Glutathione Deficiency: Therapeutic Target in Human Immunodeficiency Virus Infection
Sean K. Waterson, B.Sc.1
It has been demonstrated that asymptomatic persons infected with the human immunodeficiency virus (HIV) have significantly reduced levels of extracellular glutathione.1 Serum glutathione was only one-third of the level of healthy controls. The level of glutathione (GSH) in lung epithelial lining fluid was only 60% of that in controls. All subjects were non-smokers.
It was initially thought that the immune dysfunction seen in acquired immune deficiency syndrome (AIDS) was solely due to increased mortality of infected helper T-cells.

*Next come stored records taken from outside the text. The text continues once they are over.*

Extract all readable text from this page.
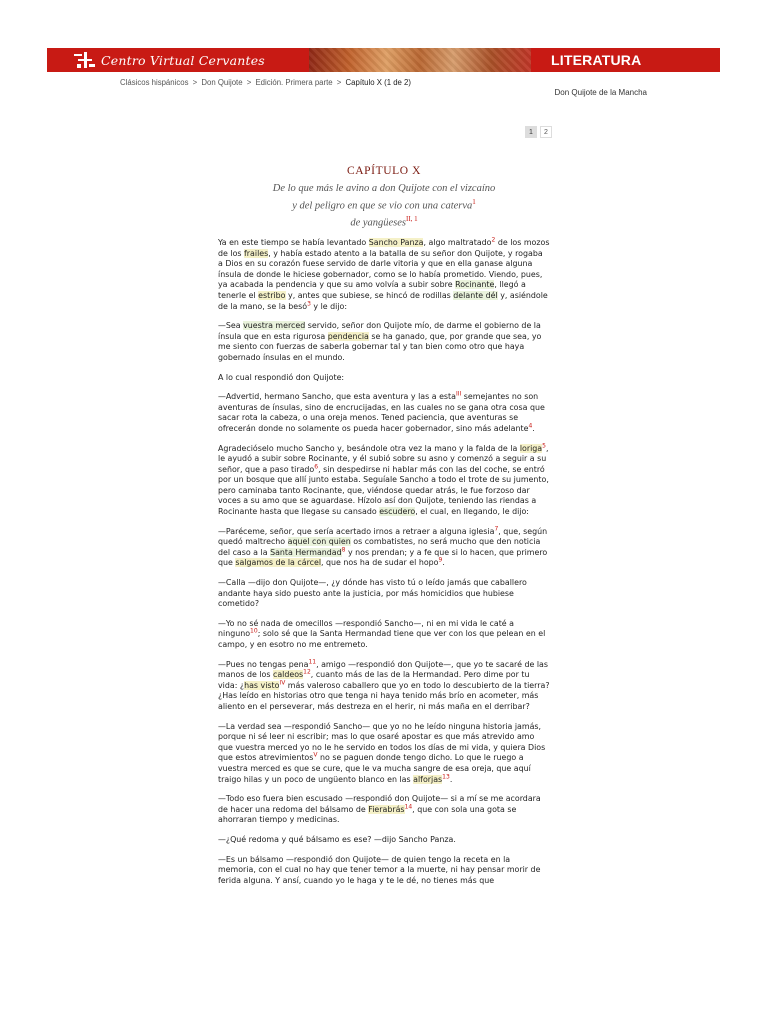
Centro Virtual Cervantes	LITERATURA
Clásicos hispánicos > Don Quijote > Edición. Primera parte > Capítulo X (1 de 2)
Don Quijote de la Mancha
1	2
CAPÍTULO X
De lo que más le avino a don Quijote con el vizcaíno
y del peligro en que se vio con una caterva$^1$
de yangüeses$^{II, 1}$

Ya en este tiempo se había levantado Sancho Panza, algo maltratado$^2$ de los mozos de los frailes, y había estado atento a la batalla de su señor don Quijote, y rogaba a Dios en su corazón fuese servido de darle vitoria y que en ella ganase alguna ínsula de donde le hiciese gobernador, como se lo había prometido. Viendo, pues, ya acabada la pendencia y que su amo volvía a subir sobre Rocinante, llegó a tenerle el estribo y, antes que subiese, se hincó de rodillas delante dél y, asiéndole de la mano, se la besó$^3$ y le dijo:

—Sea vuestra merced servido, señor don Quijote mío, de darme el gobierno de la ínsula que en esta rigurosa pendencia se ha ganado, que, por grande que sea, yo me siento con fuerzas de saberla gobernar tal y tan bien como otro que haya gobernado ínsulas en el mundo.

A lo cual respondió don Quijote:

—Advertid, hermano Sancho, que esta aventura y las a esta$^{III}$ semejantes no son aventuras de ínsulas, sino de encrucijadas, en las cuales no se gana otra cosa que sacar rota la cabeza, o una oreja menos. Tened paciencia, que aventuras se ofrecerán donde no solamente os pueda hacer gobernador, sino más adelante$^4$.

Agradecióselo mucho Sancho y, besándole otra vez la mano y la falda de la loriga$^5$, le ayudó a subir sobre Rocinante, y él subió sobre su asno y comenzó a seguir a su señor, que a paso tirado$^6$, sin despedirse ni hablar más con las del coche, se entró por un bosque que allí junto estaba. Seguíale Sancho a todo el trote de su jumento, pero caminaba tanto Rocinante, que, viéndose quedar atrás, le fue forzoso dar voces a su amo que se aguardase. Hízolo así don Quijote, teniendo las riendas a Rocinante hasta que llegase su cansado escudero, el cual, en llegando, le dijo:

—Paréceme, señor, que sería acertado irnos a retraer a alguna iglesia$^7$, que, según quedó maltrecho aquel con quien os combatistes, no será mucho que den noticia del caso a la Santa Hermandad$^8$ y nos prendan; y a fe que si lo hacen, que primero que salgamos de la cárcel, que nos ha de sudar el hopo$^9$.

—Calla —dijo don Quijote—, ¿y dónde has visto tú o leído jamás que caballero andante haya sido puesto ante la justicia, por más homicidios que hubiese cometido?

—Yo no sé nada de omecillos —respondió Sancho—, ni en mi vida le caté a ninguno$^{10}$; solo sé que la Santa Hermandad tiene que ver con los que pelean en el campo, y en esotro no me entremeto.

—Pues no tengas pena$^{11}$, amigo —respondió don Quijote—, que yo te sacaré de las manos de los caldeos$^{12}$, cuanto más de las de la Hermandad. Pero dime por tu vida: ¿has visto$^{IV}$ más valeroso caballero que yo en todo lo descubierto de la tierra? ¿Has leído en historias otro que tenga ni haya tenido más brío en acometer, más aliento en el perseverar, más destreza en el herir, ni más maña en el derribar?

—La verdad sea —respondió Sancho— que yo no he leído ninguna historia jamás, porque ni sé leer ni escribir; mas lo que osaré apostar es que más atrevido amo que vuestra merced yo no le he servido en todos los días de mi vida, y quiera Dios que estos atrevimientos$^V$ no se paguen donde tengo dicho. Lo que le ruego a vuestra merced es que se cure, que le va mucha sangre de esa oreja, que aquí traigo hilas y un poco de ungüento blanco en las alforjas$^{13}$.

—Todo eso fuera bien escusado —respondió don Quijote— si a mí se me acordara de hacer una redoma del bálsamo de Fierabrás$^{14}$, que con sola una gota se ahorraran tiempo y medicinas.

—¿Qué redoma y qué bálsamo es ese? —dijo Sancho Panza.

—Es un bálsamo —respondió don Quijote— de quien tengo la receta en la memoria, con el cual no hay que tener temor a la muerte, ni hay pensar morir de ferida alguna. Y ansí, cuando yo le haga y te le dé, no tienes más que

However, it is becoming increasingly clear that other factors must contribute to a complex dysregulation of normal immune function.2,3,4
Glutathione plays an important role in protecting cells from oxidative stress and in maintaining normal immune response. The documentation of severe GSH deficiency in HIV infection raises urgent therapeutic questions.
Background
Glutathione is a tripeptide formed from cysteine, glutamate and glycine. Glutathione is the most abundant intracellular low-molecular weight sulfur-containing compound in almost every aerobic organism ever studied.5
GSH is synthesized intracellularly in two steps:6
1) L-glutamate + L-cysteine + ATP =
gamma-L-glutamyl-L-cysteine + ADP + Pi
2) gamma-L-glutamyl-L-cysteine + glycine + ATP = gamma-L-glutamyl-L-cysteinyl glycine + ATP + Pi
The first reaction is catalyzed by gamma-glutamyl-cysteine synthetase and the second by glutathione synthetase. The first reaction is considered to be the rate-limiting step and it may depend on intracellular levels of cysteine which are generally an order of mag-
1. Canadian College of Naturopathic Medicine, 60 Berl Avenue, Toronto, ON, Canada M8Y 3C7.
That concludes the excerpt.